Masyarakat dapat menyampaikan pada kepolisian kapanpun karena tugas jaga/piket Sentra
Pelayanan Kepolisian menerima laporan selama 24 Jam, 7 hari dalam seminggu. Masyarakat juga
bisa menyampaikan laporannya melalui call centre Polri 110, NTMC (National Traffic Manajement
Centre), dan TMC (Traffic Manajement Centre).
Penjelasan lebih lanjut dapat Anda simak dalam ulasan di bawah ini.
Ingin Masalah Anda Segera Tuntas?
Percayakan masalah hukum Anda ke ahlinya. Hubungi konsultan hukum
profesional, hanya Rp299.000,- per 30 menit.
Konsultasikan Masalah Anda
Powered by:
Ulasan:
Laporan Polisi
Sebelum masuk ke pertanyaan Anda, ada baiknya kami akan mengenalkan terlebih dahulu
apa yang dimaksud dengan laporan. Definisi Laporan dapat kita lihat di dalam Pasal 1
angka 24 Undang-Undang Nomor 8 Tahun 1981 tentang Hukum Acara
Pidana (“KUHAP”), yaitu:
Laporan adalah pemberitahuan yang disampaikan oleh seorang karena hak atau kewajiban
berdasarkan undang-undang kepada pejabat yang berwenang tentang telah atau sedang
atau diduga akan terjadinya peristiwa pidana.
Dari pengertian di atas, laporan merupakan suatu bentuk pemberitahuan kepada pejabat
yang berwenang bahwa telah ada atau sedang atau diduga akan terjadinya sebuah
peristiwa pidana/kejahatan. Artinya, peristiwa yang dilaporkan belum tentu perbuatan
pidana, sehingga dibutuhkan sebuah tindakan penyelidikan oleh pejabat yang berwenang
terlebih dahulu untuk menentukan perbuatan tersebut merupakan tindak pidana atau bukan.
[1] Kita sebagai orang yang melihat suatu tidak kejahatan memiliki kewajiban untuk
melaporkan tindakan tersebut.
Adapun daerah hukum kepolisian berdasarkan Pasal 4 ayat (1) Peraturan Pemerintah
Nomor 23 Tahun 2007 tentang Daerah Hukum Kepolisian Negara Republik
Indonesia (“PP 23/2007”) meliputi :
a.
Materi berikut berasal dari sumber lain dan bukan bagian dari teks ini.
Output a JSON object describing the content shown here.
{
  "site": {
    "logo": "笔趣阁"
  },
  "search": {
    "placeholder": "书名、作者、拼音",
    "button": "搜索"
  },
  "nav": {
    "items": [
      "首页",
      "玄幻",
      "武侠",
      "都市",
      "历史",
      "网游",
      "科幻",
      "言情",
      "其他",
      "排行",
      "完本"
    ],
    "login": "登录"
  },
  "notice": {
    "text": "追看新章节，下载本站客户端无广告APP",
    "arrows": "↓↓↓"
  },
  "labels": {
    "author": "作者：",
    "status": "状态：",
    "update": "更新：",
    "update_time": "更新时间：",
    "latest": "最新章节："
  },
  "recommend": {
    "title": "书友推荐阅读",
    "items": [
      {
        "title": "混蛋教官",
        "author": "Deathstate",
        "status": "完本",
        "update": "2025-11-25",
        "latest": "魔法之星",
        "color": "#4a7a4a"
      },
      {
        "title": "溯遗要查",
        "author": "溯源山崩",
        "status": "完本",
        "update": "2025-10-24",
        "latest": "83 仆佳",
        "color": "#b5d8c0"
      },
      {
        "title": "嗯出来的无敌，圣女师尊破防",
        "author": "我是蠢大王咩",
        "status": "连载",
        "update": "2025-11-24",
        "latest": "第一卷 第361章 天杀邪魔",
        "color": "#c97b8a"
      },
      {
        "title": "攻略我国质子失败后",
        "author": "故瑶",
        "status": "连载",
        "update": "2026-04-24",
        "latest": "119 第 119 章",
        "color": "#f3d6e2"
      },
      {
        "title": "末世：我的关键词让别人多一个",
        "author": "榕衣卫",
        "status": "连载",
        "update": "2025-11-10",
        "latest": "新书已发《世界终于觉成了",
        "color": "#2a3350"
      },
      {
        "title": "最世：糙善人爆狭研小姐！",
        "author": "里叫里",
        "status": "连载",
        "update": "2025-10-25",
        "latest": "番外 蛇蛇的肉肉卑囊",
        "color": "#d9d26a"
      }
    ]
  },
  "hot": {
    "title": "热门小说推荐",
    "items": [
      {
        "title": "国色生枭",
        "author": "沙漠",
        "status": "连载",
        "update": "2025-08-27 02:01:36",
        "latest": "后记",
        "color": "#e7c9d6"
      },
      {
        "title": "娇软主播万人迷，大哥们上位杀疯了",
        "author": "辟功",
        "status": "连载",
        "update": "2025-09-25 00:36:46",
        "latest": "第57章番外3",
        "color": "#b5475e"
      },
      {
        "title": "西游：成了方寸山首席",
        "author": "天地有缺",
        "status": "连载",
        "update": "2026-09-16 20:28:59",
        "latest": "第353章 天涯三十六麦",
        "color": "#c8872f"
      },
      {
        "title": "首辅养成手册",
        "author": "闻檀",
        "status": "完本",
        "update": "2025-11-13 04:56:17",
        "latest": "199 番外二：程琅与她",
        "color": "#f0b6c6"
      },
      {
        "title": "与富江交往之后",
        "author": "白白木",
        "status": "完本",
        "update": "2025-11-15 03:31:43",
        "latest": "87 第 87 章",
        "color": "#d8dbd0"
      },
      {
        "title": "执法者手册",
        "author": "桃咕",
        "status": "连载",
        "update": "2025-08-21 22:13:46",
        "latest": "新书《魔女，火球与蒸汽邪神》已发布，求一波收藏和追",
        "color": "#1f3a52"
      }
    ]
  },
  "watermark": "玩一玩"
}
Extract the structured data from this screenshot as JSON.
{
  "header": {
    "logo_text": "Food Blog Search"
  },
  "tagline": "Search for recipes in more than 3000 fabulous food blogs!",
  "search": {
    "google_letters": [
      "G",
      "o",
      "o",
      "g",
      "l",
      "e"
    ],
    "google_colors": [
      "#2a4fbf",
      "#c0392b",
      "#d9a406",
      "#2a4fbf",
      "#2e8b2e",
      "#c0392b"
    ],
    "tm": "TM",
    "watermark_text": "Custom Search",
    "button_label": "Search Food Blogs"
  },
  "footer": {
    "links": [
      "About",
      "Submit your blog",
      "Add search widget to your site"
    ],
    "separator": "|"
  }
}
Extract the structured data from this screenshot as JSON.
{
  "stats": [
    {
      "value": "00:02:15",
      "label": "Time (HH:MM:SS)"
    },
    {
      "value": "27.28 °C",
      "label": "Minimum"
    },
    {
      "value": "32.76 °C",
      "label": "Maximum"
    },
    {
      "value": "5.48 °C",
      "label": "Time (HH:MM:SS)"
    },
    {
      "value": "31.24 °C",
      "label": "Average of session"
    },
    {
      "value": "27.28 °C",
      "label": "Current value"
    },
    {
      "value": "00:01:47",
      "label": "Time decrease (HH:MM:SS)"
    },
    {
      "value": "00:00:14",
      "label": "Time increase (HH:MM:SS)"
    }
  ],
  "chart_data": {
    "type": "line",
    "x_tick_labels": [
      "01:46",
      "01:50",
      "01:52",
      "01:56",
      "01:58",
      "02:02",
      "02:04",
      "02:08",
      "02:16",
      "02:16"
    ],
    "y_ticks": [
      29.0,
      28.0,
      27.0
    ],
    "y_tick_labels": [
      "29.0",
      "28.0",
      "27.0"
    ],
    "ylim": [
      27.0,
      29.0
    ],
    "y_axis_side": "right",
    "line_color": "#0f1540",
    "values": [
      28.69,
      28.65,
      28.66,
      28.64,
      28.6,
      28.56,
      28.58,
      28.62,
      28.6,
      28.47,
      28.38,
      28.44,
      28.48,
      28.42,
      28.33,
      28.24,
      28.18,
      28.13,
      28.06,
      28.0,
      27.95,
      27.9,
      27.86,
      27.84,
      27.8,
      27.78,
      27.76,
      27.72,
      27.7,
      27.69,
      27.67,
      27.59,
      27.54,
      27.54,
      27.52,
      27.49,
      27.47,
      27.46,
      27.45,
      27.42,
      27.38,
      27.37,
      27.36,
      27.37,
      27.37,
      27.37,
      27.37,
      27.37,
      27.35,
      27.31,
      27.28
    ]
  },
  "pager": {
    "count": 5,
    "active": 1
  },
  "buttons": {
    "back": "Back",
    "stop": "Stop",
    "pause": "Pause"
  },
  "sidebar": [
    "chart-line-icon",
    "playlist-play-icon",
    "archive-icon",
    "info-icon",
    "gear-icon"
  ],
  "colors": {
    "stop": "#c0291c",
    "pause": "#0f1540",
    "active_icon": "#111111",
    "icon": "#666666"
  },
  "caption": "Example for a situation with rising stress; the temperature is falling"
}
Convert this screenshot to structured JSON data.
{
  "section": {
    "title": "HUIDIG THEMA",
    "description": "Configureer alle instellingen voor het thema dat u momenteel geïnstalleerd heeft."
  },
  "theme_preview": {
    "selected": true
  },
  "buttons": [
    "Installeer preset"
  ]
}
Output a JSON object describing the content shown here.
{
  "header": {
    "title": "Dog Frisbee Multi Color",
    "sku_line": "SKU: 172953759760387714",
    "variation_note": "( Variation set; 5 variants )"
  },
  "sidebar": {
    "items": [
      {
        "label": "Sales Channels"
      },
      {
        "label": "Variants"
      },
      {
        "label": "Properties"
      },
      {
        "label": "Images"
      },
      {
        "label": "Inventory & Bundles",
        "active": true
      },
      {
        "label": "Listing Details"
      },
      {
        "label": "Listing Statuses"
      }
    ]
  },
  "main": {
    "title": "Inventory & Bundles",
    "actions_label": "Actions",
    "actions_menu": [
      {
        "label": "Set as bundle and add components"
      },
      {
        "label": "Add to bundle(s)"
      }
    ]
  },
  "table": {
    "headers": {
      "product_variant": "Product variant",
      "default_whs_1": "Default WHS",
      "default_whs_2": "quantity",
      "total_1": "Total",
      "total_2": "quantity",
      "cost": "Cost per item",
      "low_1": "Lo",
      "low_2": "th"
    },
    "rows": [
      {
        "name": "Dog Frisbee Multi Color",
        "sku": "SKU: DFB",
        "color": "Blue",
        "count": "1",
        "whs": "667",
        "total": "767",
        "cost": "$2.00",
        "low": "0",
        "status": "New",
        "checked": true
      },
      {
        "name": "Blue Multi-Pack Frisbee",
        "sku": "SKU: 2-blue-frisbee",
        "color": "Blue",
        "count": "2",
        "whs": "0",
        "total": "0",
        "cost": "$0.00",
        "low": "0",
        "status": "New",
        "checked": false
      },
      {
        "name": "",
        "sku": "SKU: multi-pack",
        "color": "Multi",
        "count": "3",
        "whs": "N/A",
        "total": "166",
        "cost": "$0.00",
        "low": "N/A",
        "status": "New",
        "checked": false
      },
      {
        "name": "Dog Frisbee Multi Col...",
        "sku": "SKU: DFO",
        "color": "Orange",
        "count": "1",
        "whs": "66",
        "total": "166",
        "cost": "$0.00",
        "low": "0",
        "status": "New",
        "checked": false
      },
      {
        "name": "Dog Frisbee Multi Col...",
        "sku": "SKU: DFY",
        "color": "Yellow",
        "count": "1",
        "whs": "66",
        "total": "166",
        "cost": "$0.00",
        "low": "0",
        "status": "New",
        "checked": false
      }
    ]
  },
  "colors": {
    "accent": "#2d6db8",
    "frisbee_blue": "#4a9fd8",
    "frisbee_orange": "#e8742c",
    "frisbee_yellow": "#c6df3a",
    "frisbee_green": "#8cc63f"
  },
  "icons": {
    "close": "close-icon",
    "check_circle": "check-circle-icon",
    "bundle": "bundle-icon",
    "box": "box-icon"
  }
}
Daerah hukum kepolisian Markas Besar (MABES) POLRI untuk wilayah Negara
Kesatuan Republik Indonesia;
b. Daerah hukum kepolisian Daerah (POLDA) untuk wilayah Provinsi;
c. Daerah hukum kepolisian Resort (POLRES) untuk wilayah Kabupaten/kota;
d. Daerah hukum kepolisian Sektor (POLSEK) untuk wilayah kecamatan.
Laporan yang disampaikan kepada Sentra Pelayanan Kepolisian Terpadu (SPKT) telah
teregistrasi.[3]
Masih seputar laporan tindak pidana, Pasal 108 ayat (1) dan ayat (6) KUHAP berbunyi:
1. Setiap orang yang mengalami, melihat, menyaksikan dan atau menjadi korban
peristiwa yang merupakan tindak pidana berhak untuk mengajukan laporan atau
pengaduan kepada penyelidik dan atau penyidik baik lisan maupun tulisan;
6. Setelah menerima laporan atau pengaduan, penyelidik atau penyidik harus
memberikan surat tanda penerimaan laporan atau pengaduan kepada yang
bersangkutan.
Kewajiban kita sebagai pelapor sesungguhnya sudah mengurangi tugas dari Kepolisian
yang seharusnya menjaga kondisi lingkungan agar tetap dalam keadaan aman. Oleh
karenanya, kita yang sudah membantu dan meringankan tugas Polri dalam melaksanakan
tugas, melakukan laporan tentang dugaan tindak kejahatan tidak dipungut biaya.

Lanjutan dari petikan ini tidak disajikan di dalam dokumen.